Dr. G. was smiling. “I see.” He made a note. “And what do you do?”
“I’m a writer.”
“Books, plays, things like that?” he said. “You’d like to be a writer? But have you had any jobs recently?”
“Oh, I make my living at it—as best I can, if you can call it a living.”
“Have you ever published anything?” Behind his round glasses, he raised an eyebrow.
“Three novels,” I said. “I have a fourth one coming out sometime in the next month or so. Another just sold.”
He frowned. “How old did you say you were?” he asked.
“Twenty-two.”
“Then you obviously like to tell stories …?”
“Sometimes,” I said. Then I realized this was his gentle way of suggesting he didn’t believe me—that, indeed, my “novels” were perhaps my problem.
But he asked: “I’ve got a note from the doctor you saw. But, in your own words, could you tell me why you think you’re here?”
“Well,” I said. “I’m homosexual. I’m married. I’ve written and sold five novels in three years. I’ve got this thing about subways: and I feel kind of like I’m coming apart at the seams …”
The next day, though, I brought in copies of my published books to show him. “I just thought, maybe, you’d like to see them. They’re science fiction novels. A paperback book company puts them out, called Ace Books. I didn’t mean to bother you with them, and you don’t have to read them—”
“Oh, no,” Dr. G. said, looking at them, turning one over, opening another, looking at a descriptive blurb on one that mentioned my age. Then he laughed. “It was a good idea. Otherwise, I’d have had a … very different picture of you than I have now.”
41. Entering a mental hospital, even on a part-time basis such as I had with Mount Sinai’s Day/Night program, gives a reality to your problems that has both its good and its bad sides. It’s hard to go into a hospital situation and not spend a good deal of time wondering what exactly brought you there, figuring out who you are, or why this is where you’ve ended up, reflecting on the select elements of the past that led to this particular present. It’s probably as hard to avoid such an inquiry into the past in that situation … as it would be in the first month of a marriage.
42. I thrust the chick’s head into the half-pound coffee can of water. The surface gleamed and shivered above the concentric circles stamped into the tin?
??s bottom. Light ran around my fingers. Above me Dave said, “What you doin’? You gonna drown it!”
“No, I’m not,” I said, squatting on the kitchen floor. “I’m giving it a drink of water.”
“Sam,” my father said, turning from the refrigerator, “take that chicken out of there!”
“It’s thirsty. I’m giving it a drink of—”
“Take it out, I said!”
The feet kicking in my fist had stopped. As I lifted the head from the tin, diminished now from the size of a fluffy jack ball to that of a marble the greenish yellow of a hard-boiled egg yolk, it leaned down over my fist, limp and dripping. The white lids were three-quarters closed over the black eyes.
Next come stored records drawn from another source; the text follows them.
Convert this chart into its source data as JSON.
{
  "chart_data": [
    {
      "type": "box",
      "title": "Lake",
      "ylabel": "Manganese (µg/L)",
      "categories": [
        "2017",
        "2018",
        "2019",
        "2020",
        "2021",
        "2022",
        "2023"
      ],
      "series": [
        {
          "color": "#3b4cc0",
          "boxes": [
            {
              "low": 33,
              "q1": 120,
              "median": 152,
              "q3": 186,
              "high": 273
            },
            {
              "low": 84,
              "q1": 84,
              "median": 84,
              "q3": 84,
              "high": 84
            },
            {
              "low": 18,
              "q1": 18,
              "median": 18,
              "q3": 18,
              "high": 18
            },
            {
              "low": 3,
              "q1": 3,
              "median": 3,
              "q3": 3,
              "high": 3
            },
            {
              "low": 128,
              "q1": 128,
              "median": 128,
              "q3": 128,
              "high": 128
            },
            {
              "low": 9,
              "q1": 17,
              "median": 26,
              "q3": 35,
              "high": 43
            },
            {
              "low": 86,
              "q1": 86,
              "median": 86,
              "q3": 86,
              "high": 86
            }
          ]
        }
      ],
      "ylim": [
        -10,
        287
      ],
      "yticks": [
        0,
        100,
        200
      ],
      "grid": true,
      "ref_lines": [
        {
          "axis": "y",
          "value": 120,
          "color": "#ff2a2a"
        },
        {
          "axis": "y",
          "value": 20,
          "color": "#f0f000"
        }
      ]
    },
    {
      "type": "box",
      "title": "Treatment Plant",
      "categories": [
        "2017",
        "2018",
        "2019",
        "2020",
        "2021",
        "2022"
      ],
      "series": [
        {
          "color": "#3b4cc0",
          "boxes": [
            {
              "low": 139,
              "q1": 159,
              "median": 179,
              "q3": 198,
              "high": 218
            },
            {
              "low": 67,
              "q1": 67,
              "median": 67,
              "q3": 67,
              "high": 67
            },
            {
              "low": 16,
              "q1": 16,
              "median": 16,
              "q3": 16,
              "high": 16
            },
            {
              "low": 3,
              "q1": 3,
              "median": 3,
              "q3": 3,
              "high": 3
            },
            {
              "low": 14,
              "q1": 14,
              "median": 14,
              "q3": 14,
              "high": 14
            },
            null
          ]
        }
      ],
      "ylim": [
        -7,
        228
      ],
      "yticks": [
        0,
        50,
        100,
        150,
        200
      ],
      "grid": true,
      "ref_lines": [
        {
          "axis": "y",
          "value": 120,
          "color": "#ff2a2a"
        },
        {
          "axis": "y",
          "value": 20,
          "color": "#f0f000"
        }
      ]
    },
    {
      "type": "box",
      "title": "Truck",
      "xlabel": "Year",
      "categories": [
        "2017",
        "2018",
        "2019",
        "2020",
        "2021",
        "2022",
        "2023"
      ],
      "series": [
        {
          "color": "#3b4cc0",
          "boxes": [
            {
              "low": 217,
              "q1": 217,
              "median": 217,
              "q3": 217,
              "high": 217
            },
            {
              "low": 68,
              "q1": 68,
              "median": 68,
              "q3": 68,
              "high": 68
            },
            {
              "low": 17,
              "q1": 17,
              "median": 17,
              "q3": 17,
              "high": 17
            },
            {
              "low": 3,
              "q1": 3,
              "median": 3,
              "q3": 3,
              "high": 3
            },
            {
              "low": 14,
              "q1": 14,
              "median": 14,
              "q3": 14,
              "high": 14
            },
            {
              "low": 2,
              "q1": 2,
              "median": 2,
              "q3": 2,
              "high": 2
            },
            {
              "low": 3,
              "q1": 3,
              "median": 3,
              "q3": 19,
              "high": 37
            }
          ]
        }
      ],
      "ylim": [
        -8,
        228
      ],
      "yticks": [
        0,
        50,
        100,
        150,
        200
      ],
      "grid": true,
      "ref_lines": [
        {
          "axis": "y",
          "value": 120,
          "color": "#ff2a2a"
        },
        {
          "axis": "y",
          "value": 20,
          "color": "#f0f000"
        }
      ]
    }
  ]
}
Droplets gemmed the translucent beak, standing in and about an oval nostril.
“Now, there,” Dave said, “you ain’t had it but three minutes and you gone and kilt it!”
A leaf’s worth of light slid back and forth, tin wall to tin wall.
At the sink my mother said, “I told you he wasn’t old enough to take care of a pet like that.” She rubbed another white crockery plate with the red-and-white dish towel.
“I didn’t kill it,” I said, standing up and fingering the limp thing, still warm, still wet, “I was just giving it a drink of water …” But I was beginning to feel a cold and scary sinking. “It was thirsty.”
“You got to let it drink its own water by its own self—when it wants to,” Dave said. “Give it here a minute. Lemme see.”
“It’s not dead,” I said. Despite the feeling, I really thought it was alive, maybe sleeping or something. The fear was just the feeling you got whenever adults accused you of doing something bad. “I gave it some water. It’s asleep now.”